Como o futebol e a Copa do Mundo viraram política de Estado no Catar
Quando Catar e Equador entrarem em campo neste domingo, às 13h (de Brasília), no estádio Al Bayt, será dado o pontapé inicial da primeira Copa do Mundo no Oriente Médio. Os significados são muitos, a começar pelo discurso oficial da Fifa de expandir o futebol a todos os cantos do planeta e pregar a tolerância entre os povos. Mas também deve ser lido como o ápice da estratégia do governo catari em transformar a própria imagem, abrir novos negócios e se fazer notar no xadrez da geopolítica mundial — e o esporte cumpre papel crucial neste processo.
Até meados da década de 1990, o pequeno país do Golfo Pérsico, praticamente metade do tamanho de Sergipe e com população de 2,7 milhões, não tinha muita relevância no cenário internacional. Mesmo com a riqueza proveniente das reservas de petróleo e gás, as atenções do mundo sempre recaíam sobre os vizinhos Arábia Saudita e Irã e as relações conflituosas da região. Hoje, o Catar é capaz de se equilibrar melhor entre os dois países inimigos e se posicionar mais enfaticamente em questões como o reconhecimento do estado palestino.
Terceiro maior exportador de gás do mundo, o país compartilha as reservas com o Irã, do outro lado do golfo, e precisa manter uma boa relação com o único vizinho com o qual tem fronteira por terra por questões econômicas.
“Cerca de 61% das exportações do Catar são de gás. Isso permite uma política externa mais independente. O Conselho de Cooperação do Golfo (CCG), liderado pelos sauditas, tem o foco no petróleo. O Catar é um ponto fora da curva e agora aproveita a oportunidade da invasão russa à Ucrânia para oferecer seu gás para a Europa”, explica Andrew Traumann, professor do Unicuritiba e pesquisador do Grupo de Estudos e Pesquisas em Oriente Médio (GEPOM).
Reconhecimento pela bola
As mudanças começaram a acontecer sob o comando do pai do atual emir do país, o xeque Hamad bin Khalifa Al Thani, que deu um golpe em 1995. De olho no futuro e numa economia menos dependente de combustíveis fósseis finitos, países da região começaram a buscar alternativas econômicas e uma nova imagem.

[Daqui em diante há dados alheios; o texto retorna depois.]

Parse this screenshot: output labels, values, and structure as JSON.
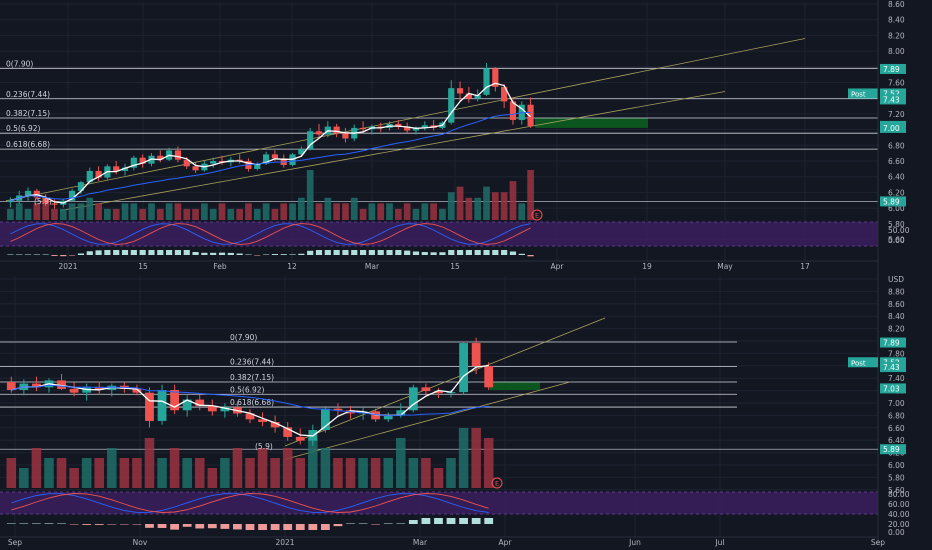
{
  "colors": {
    "background": "#131722",
    "grid": "#1f2331",
    "up": "#26a69a",
    "down": "#ef5350",
    "volume_up": "#1e6e68",
    "volume_down": "#9b3340",
    "fib_line": "#d1d4dc",
    "channel": "#a8a15a",
    "ma_white": "#ffffff",
    "ma_blue": "#2962ff",
    "target_zone": "#0b5d1e",
    "oscillator_band": "#3a1f5d",
    "label_teal": "#26a69a",
    "axis_text": "#b2b5be"
  },
  "chart_data": [
    {
      "type": "candlestick",
      "panel": "top",
      "timeframe": "daily",
      "y_ticks": [
        "8.60",
        "8.40",
        "8.20",
        "8.00",
        "7.80",
        "7.60",
        "7.40",
        "7.20",
        "7.00",
        "6.80",
        "6.60",
        "6.40",
        "6.20",
        "6.00",
        "5.80",
        "5.60"
      ],
      "oscillator_ticks": [
        "50.00",
        "0.00"
      ],
      "x_ticks": [
        "2021",
        "15",
        "Feb",
        "12",
        "Mar",
        "15",
        "Apr",
        "19",
        "May",
        "17"
      ],
      "ylim": [
        5.7,
        8.75
      ],
      "candles": [
        [
          5.88,
          5.95,
          5.8,
          5.9
        ],
        [
          5.9,
          6.05,
          5.85,
          5.98
        ],
        [
          5.98,
          6.1,
          5.9,
          6.05
        ],
        [
          6.05,
          6.08,
          5.92,
          5.95
        ],
        [
          5.95,
          6.0,
          5.82,
          5.86
        ],
        [
          5.86,
          5.92,
          5.78,
          5.84
        ],
        [
          5.84,
          5.93,
          5.8,
          5.9
        ],
        [
          5.9,
          6.08,
          5.88,
          6.05
        ],
        [
          6.05,
          6.2,
          6.0,
          6.18
        ],
        [
          6.18,
          6.4,
          6.15,
          6.35
        ],
        [
          6.35,
          6.42,
          6.2,
          6.25
        ],
        [
          6.25,
          6.45,
          6.22,
          6.42
        ],
        [
          6.42,
          6.5,
          6.3,
          6.35
        ],
        [
          6.35,
          6.46,
          6.28,
          6.4
        ],
        [
          6.4,
          6.58,
          6.36,
          6.55
        ],
        [
          6.55,
          6.6,
          6.4,
          6.46
        ],
        [
          6.46,
          6.62,
          6.42,
          6.58
        ],
        [
          6.58,
          6.66,
          6.48,
          6.52
        ],
        [
          6.52,
          6.7,
          6.5,
          6.66
        ],
        [
          6.66,
          6.72,
          6.48,
          6.52
        ],
        [
          6.52,
          6.56,
          6.38,
          6.42
        ],
        [
          6.42,
          6.48,
          6.32,
          6.36
        ],
        [
          6.36,
          6.5,
          6.34,
          6.46
        ],
        [
          6.46,
          6.55,
          6.4,
          6.5
        ],
        [
          6.5,
          6.58,
          6.44,
          6.48
        ],
        [
          6.48,
          6.56,
          6.42,
          6.52
        ],
        [
          6.52,
          6.6,
          6.46,
          6.5
        ],
        [
          6.5,
          6.54,
          6.34,
          6.38
        ],
        [
          6.38,
          6.48,
          6.36,
          6.46
        ],
        [
          6.46,
          6.64,
          6.44,
          6.6
        ],
        [
          6.6,
          6.66,
          6.5,
          6.54
        ],
        [
          6.54,
          6.6,
          6.4,
          6.44
        ],
        [
          6.44,
          6.62,
          6.42,
          6.6
        ],
        [
          6.6,
          6.72,
          6.56,
          6.68
        ],
        [
          6.68,
          7.0,
          6.66,
          6.95
        ],
        [
          6.95,
          7.06,
          6.85,
          6.9
        ],
        [
          6.9,
          7.1,
          6.86,
          7.02
        ],
        [
          7.02,
          7.06,
          6.86,
          6.92
        ],
        [
          6.92,
          7.0,
          6.78,
          6.84
        ],
        [
          6.84,
          7.05,
          6.8,
          7.0
        ],
        [
          7.0,
          7.1,
          6.92,
          6.98
        ],
        [
          6.98,
          7.05,
          6.9,
          7.02
        ],
        [
          7.02,
          7.08,
          6.94,
          7.0
        ],
        [
          7.0,
          7.1,
          6.96,
          7.06
        ],
        [
          7.06,
          7.12,
          6.98,
          7.02
        ],
        [
          7.02,
          7.08,
          6.92,
          6.96
        ],
        [
          6.96,
          7.02,
          6.9,
          7.0
        ],
        [
          7.0,
          7.1,
          6.96,
          7.04
        ],
        [
          7.04,
          7.12,
          6.96,
          7.0
        ],
        [
          7.0,
          7.1,
          6.98,
          7.08
        ],
        [
          7.08,
          7.72,
          7.05,
          7.6
        ],
        [
          7.6,
          7.7,
          7.4,
          7.52
        ],
        [
          7.52,
          7.62,
          7.38,
          7.44
        ],
        [
          7.44,
          7.58,
          7.4,
          7.5
        ],
        [
          7.5,
          7.98,
          7.48,
          7.9
        ],
        [
          7.9,
          7.92,
          7.55,
          7.62
        ],
        [
          7.62,
          7.66,
          7.3,
          7.4
        ],
        [
          7.4,
          7.46,
          7.05,
          7.12
        ],
        [
          7.12,
          7.4,
          7.05,
          7.35
        ],
        [
          7.35,
          7.46,
          7.0,
          7.03
        ]
      ],
      "volume": [
        2,
        3,
        2,
        3,
        4,
        2,
        2,
        3,
        3,
        4,
        3,
        2,
        2,
        3,
        3,
        2,
        3,
        2,
        3,
        3,
        2,
        2,
        3,
        2,
        3,
        2,
        2,
        3,
        2,
        3,
        2,
        3,
        3,
        4,
        9,
        3,
        4,
        3,
        3,
        4,
        2,
        3,
        3,
        3,
        2,
        3,
        2,
        3,
        3,
        2,
        5,
        6,
        4,
        4,
        6,
        5,
        5,
        7,
        3,
        9
      ],
      "fib_levels": [
        {
          "label": "0(7.90)",
          "value": 7.9
        },
        {
          "label": "0.236(7.44)",
          "value": 7.44
        },
        {
          "label": "0.382(7.15)",
          "value": 7.15
        },
        {
          "label": "0.5(6.92)",
          "value": 6.92
        },
        {
          "label": "0.618(6.68)",
          "value": 6.68
        }
      ],
      "price_labels": [
        {
          "text": "7.89",
          "value": 7.89
        },
        {
          "text": "7.52",
          "value": 7.52,
          "tag": "Post"
        },
        {
          "text": "7.43",
          "value": 7.43
        },
        {
          "text": "7.03",
          "value": 7.03
        },
        {
          "text": "7.00",
          "value": 7.0
        },
        {
          "text": "5.89",
          "value": 5.89
        }
      ],
      "low_marker": {
        "text": "(5.9)",
        "value": 5.9
      },
      "event_marker": "E"
    },
    {
      "type": "candlestick",
      "panel": "bottom",
      "timeframe": "weekly",
      "y_ticks": [
        "USD",
        "8.80",
        "8.60",
        "8.40",
        "8.20",
        "8.00",
        "7.80",
        "7.60",
        "7.40",
        "7.20",
        "7.00",
        "6.80",
        "6.60",
        "6.40",
        "6.20",
        "6.00",
        "5.80",
        "5.60"
      ],
      "oscillator_ticks": [
        "80.00",
        "60.00",
        "40.00",
        "20.00",
        "0.00"
      ],
      "x_ticks": [
        "Sep",
        "Nov",
        "2021",
        "Mar",
        "Apr",
        "Jun",
        "Jul",
        "Sep"
      ],
      "ylim": [
        5.5,
        8.95
      ],
      "candles": [
        [
          7.15,
          7.25,
          6.95,
          7.0
        ],
        [
          7.0,
          7.2,
          6.9,
          7.12
        ],
        [
          7.12,
          7.25,
          6.98,
          7.05
        ],
        [
          7.05,
          7.22,
          6.95,
          7.18
        ],
        [
          7.18,
          7.3,
          7.0,
          7.02
        ],
        [
          7.02,
          7.14,
          6.88,
          6.95
        ],
        [
          6.95,
          7.12,
          6.8,
          7.06
        ],
        [
          7.06,
          7.16,
          6.92,
          7.0
        ],
        [
          7.0,
          7.12,
          6.88,
          7.08
        ],
        [
          7.08,
          7.15,
          6.95,
          7.02
        ],
        [
          7.02,
          7.1,
          6.9,
          6.95
        ],
        [
          6.95,
          7.05,
          6.3,
          6.42
        ],
        [
          6.42,
          7.1,
          6.35,
          7.0
        ],
        [
          7.0,
          7.1,
          6.55,
          6.62
        ],
        [
          6.62,
          6.9,
          6.5,
          6.82
        ],
        [
          6.82,
          6.92,
          6.62,
          6.7
        ],
        [
          6.7,
          6.82,
          6.52,
          6.6
        ],
        [
          6.6,
          6.75,
          6.48,
          6.68
        ],
        [
          6.68,
          6.78,
          6.5,
          6.56
        ],
        [
          6.56,
          6.64,
          6.38,
          6.45
        ],
        [
          6.45,
          6.58,
          6.32,
          6.4
        ],
        [
          6.4,
          6.52,
          6.2,
          6.3
        ],
        [
          6.3,
          6.4,
          6.05,
          6.12
        ],
        [
          6.12,
          6.28,
          5.98,
          6.05
        ],
        [
          6.05,
          6.35,
          5.95,
          6.25
        ],
        [
          6.25,
          6.7,
          6.2,
          6.65
        ],
        [
          6.65,
          6.75,
          6.5,
          6.62
        ],
        [
          6.62,
          6.7,
          6.46,
          6.56
        ],
        [
          6.56,
          6.68,
          6.44,
          6.6
        ],
        [
          6.6,
          6.65,
          6.4,
          6.45
        ],
        [
          6.45,
          6.58,
          6.4,
          6.52
        ],
        [
          6.52,
          6.75,
          6.48,
          6.62
        ],
        [
          6.62,
          7.1,
          6.58,
          7.05
        ],
        [
          7.05,
          7.12,
          6.88,
          6.98
        ],
        [
          6.98,
          7.04,
          6.85,
          6.94
        ],
        [
          6.94,
          7.0,
          6.86,
          6.96
        ],
        [
          6.96,
          7.9,
          6.92,
          7.88
        ],
        [
          7.88,
          7.98,
          7.3,
          7.45
        ],
        [
          7.45,
          7.52,
          7.0,
          7.05
        ]
      ],
      "volume": [
        3,
        2,
        4,
        3,
        3,
        2,
        3,
        3,
        4,
        3,
        3,
        5,
        3,
        4,
        3,
        3,
        2,
        3,
        4,
        3,
        4,
        3,
        4,
        3,
        5,
        4,
        3,
        3,
        3,
        3,
        3,
        5,
        3,
        3,
        2,
        3,
        6,
        6,
        5
      ],
      "fib_levels": [
        {
          "label": "0(7.90)",
          "value": 7.9
        },
        {
          "label": "0.236(7.44)",
          "value": 7.44
        },
        {
          "label": "0.382(7.15)",
          "value": 7.15
        },
        {
          "label": "0.5(6.92)",
          "value": 6.92
        },
        {
          "label": "0.618(6.68)",
          "value": 6.68
        }
      ],
      "price_labels": [
        {
          "text": "7.89",
          "value": 7.89
        },
        {
          "text": "7.52",
          "value": 7.52,
          "tag": "Post"
        },
        {
          "text": "7.43",
          "value": 7.43
        },
        {
          "text": "7.03",
          "value": 7.03
        },
        {
          "text": "5.89",
          "value": 5.89
        }
      ],
      "low_marker": {
        "text": "(5.9)",
        "value": 5.95
      },
      "event_marker": "E"
    }
  ]
}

O primeiro grande investimento do Catar nesse sentido foi a criação da Al Jazeera, a principal TV de língua árabe da região, com certa independência para tratar dos assuntos do Oriente Médio. Relação com países europeus, investimentos no exterior, filiais de universidades europeias em Doha e a criação de uma academia esportiva para formação de futuros ídolos fazem parte do combo da reformulação da imagem do país.
Embora o debate em torno do uso do futebol pelo governo catari tenha ganho corpo na última década, o esporte serviu de veículo de reconhecimento internacional para o país antes mesmo de se tornar independente da Coroa Britânica, em 1971. No ano anterior, o Catar conseguiu uma permissão especial da Fifa para participar da Copa do Golfo.
“O esporte ajuda a consolidar as identidades nacionais. As pessoas identificam que eles são um país a partir da participação na Copa do Golfo. Naquela época ainda existia uma inflexão do reino britânico para que houvesse uma federação só. Queriam juntar o Bahrein e o Catar, mas eles já tinham uma identidade definida, e o futebol ajudou a consolidar essa separação”, afirma o historiador do esporte Luis Henrique Rolim, que trabalhou como pesquisador do Museu Olímpico de Doha, na década passada.
Ao longo dos anos, o futebol foi desempenhando diferentes papéis, mas dobrou de peso na última década através do “sportswashing” (um processo de limpeza da imagem de um país pelo esporte). Em 2010, o Catar venceu a disputa para sediar a Copa do Mundo. No ano seguinte, o PSG foi adquirido por um fundo de investimentos, e a Qatar Foundation e a Qatar Airways se tornaram patrocinadoras de grandes clubes, como o Barcelona e o Bayern de Munique.
A ascensão ao poder de Tamin bin Hamad Al Thani, em 2013, após o pai abdicar do trono, fortaleceu o processo por ser um amante dos esportes. De 2004 até agora, o país sediou 24 eventos esportivos regionais e internacionais, incluindo o Mundial, e sem contar provas de automobilismo como MotoGP e Fórmula 1. A estratégia de se colocar como um grande player no jogo comercial mundial deu certo.
“É um movimento natural para que esses países sejam mais conhecidos e se tornem uma marca internacional dissociada das guerras e conflitos no Oriente Médio. O Catar ganhou musculatura com isso. Mas é mais uma questão de imagem do que uma revolução interna”, analisa Tanguy Baghdadi, mestre em relações internacionais.